The European Court of Justice (ECJ) has upheld the European Chemicals Agency’s (ECHA’s) decision to list several substances as “substances of very high concern” (SVHC). Bilbaína de Alquitranes SA v. ECHA, No. T-93/10 (E.C.J. 3/7/13). At issue was ECHA’s placement of anthracene oil, anthracene oil (low), anthracene oil (paste), and coal tar high pitch on the SVHC list, a decision which signals that these substances may be banned in the future. ECHA had identified the chemicals as SVHCs after concluding that they were either persistent, bioaccumulative and toxic (BPT), or very persistent and very bioacccumulative (vPvB). Companies throughout the European Union sought a partial annulment of ECHA’s decision.

ECHA initially raised an issue of first impression, arguing that the case should not be heard because the listing action was not of the nature allowed to be appealed. Rejecting this argument, ECJ found that listing the chemicals would have legal consequences and, therefore, was the kind of action subject to challenge. The court also found that although the listing decision was not addressed to the challenging parties, it directly affected their legal situation, leaving no discretion to regulatory authorities in applying it.

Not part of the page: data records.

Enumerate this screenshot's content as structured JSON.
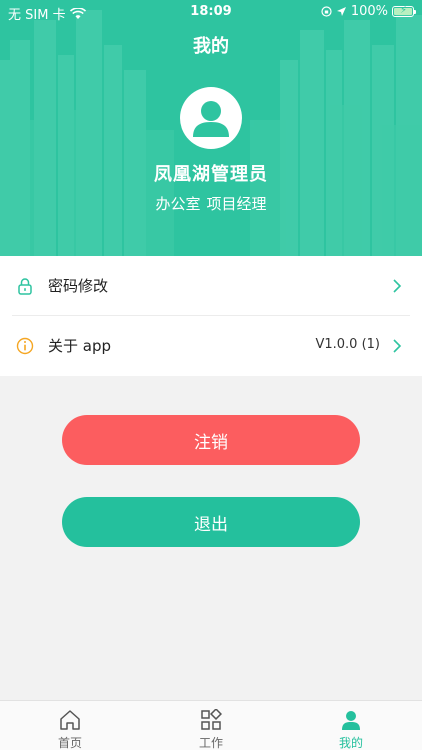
{
  "status_bar": {
    "carrier": "无 SIM 卡",
    "time": "18:09",
    "battery": "100%"
  },
  "header": {
    "title": "我的",
    "user_name": "凤凰湖管理员",
    "department": "办公室",
    "position": "项目经理"
  },
  "menu": {
    "items": [
      {
        "label": "密码修改",
        "icon": "lock-icon"
      },
      {
        "label": "关于 app",
        "value": "V1.0.0 (1)",
        "icon": "info-icon"
      }
    ]
  },
  "buttons": {
    "cancel_label": "注销",
    "logout_label": "退出"
  },
  "tabbar": {
    "items": [
      {
        "label": "首页",
        "icon": "home-icon"
      },
      {
        "label": "工作",
        "icon": "grid-icon"
      },
      {
        "label": "我的",
        "icon": "user-icon",
        "active": true
      }
    ]
  },
  "colors": {
    "brand": "#2ec4a0",
    "danger": "#fc5d5f",
    "accent": "#24c09d",
    "info_icon": "#f5a623"
  }
}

ECHA also argued that the decision was not of individual concern to the applicants because the environmental risks it found were “not created by the contested decision,” but were inherent in the substances “which the applicants should have assessed and been aware of before the adoption of the contested decision.” ECJ disagreed, holding that the challengers had a right to raise their concerns in court insofar as ECHA’s determinations that the substances exhibited PBT and vPvB properties “constitute[] new information . . . capable of triggering the obligation” to update safety data sheets and thus were of direct concern to the challengers.

Turning to the listings themselves, however, the court upheld ECHA’s decisions, ruling that it was appropriate to assess each of the substances based on their constituents rather than on the complex substances themselves, and that the determination did not breach the principle of equal treatment.